Tesco applied to strike out the claims on the basis that:

(1) the claimants’ interest in their shares was not an “interest in securities” for the purposes of Schedule 10A, because the claimants lacked an equitable interest in the Tesco shares. Tesco’s argument was based on the fact that the claimants’ shares were held through a chain of intermediaries (banks / securities firms acting as custodians and sub-custodians) on CREST, which it argued did not amount to a proprietary interest in the shares, only an economic interest; and

(2) even if the claimants had an “interest in securities”, none of the claimants “acquired” or “disposed” of securities within the meaning of Schedule 10A. Tesco’s argument was that the most the claimants had was a beneficial interest created or extinguished on transfer, but not acquired or disposed of for the purposes of Schedule 10A.

Tesco accepted that its arguments would render the statutory regime ineffective in relation to all claims by holders of securities through intermediaries (i.e. most holders of traded securities). It argued however that this was a consequence of inadequate legislative drafting / failure to amend the statutory regime to cover securities held through a chain of intermediaries.

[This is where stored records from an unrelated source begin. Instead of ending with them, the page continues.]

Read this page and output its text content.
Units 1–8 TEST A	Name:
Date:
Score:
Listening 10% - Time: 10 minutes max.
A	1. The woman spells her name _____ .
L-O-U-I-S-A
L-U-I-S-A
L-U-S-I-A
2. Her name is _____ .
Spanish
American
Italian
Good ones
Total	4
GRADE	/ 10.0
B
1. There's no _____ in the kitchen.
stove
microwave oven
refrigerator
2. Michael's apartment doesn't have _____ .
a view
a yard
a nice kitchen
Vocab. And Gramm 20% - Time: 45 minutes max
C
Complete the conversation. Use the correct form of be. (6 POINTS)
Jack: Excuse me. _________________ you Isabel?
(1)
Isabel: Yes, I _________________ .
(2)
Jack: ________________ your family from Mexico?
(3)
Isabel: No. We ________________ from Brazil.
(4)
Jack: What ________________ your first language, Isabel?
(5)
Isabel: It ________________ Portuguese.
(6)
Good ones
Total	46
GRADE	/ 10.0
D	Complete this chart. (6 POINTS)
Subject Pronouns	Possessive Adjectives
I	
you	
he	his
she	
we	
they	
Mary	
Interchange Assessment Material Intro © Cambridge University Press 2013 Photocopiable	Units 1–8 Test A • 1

The High Court rejected Tesco’s arguments, holding in summary:

(1) the claimants’ rights in their shares on CREST, notwithstanding such rights being held through a chain of intermediaries, amounted to them being the “ultimate beneficial owner”. This was an equitable / proprietary right in law, a conclusion supported by In the matter of Lehman Brothers International (Europe) [2012] EWHC 2997 (Ch). Accordingly, persons such as the claimants holding intermediated securities through CREST had an “interest in securities” for the purposes of Schedule 10A; and

(2) Tesco’s approach on the scope of “acquired” or “disposed” was too narrow an interpretation. “Acquisition or disposal of any interest in securities” under Schedule 10A includes transaction(s) on CREST (through a chain of intermediaries) which cause ultimate beneficial owners such as the claimants to be vested (or cease to be vested) with securities admitted to trading on a relevant securities market.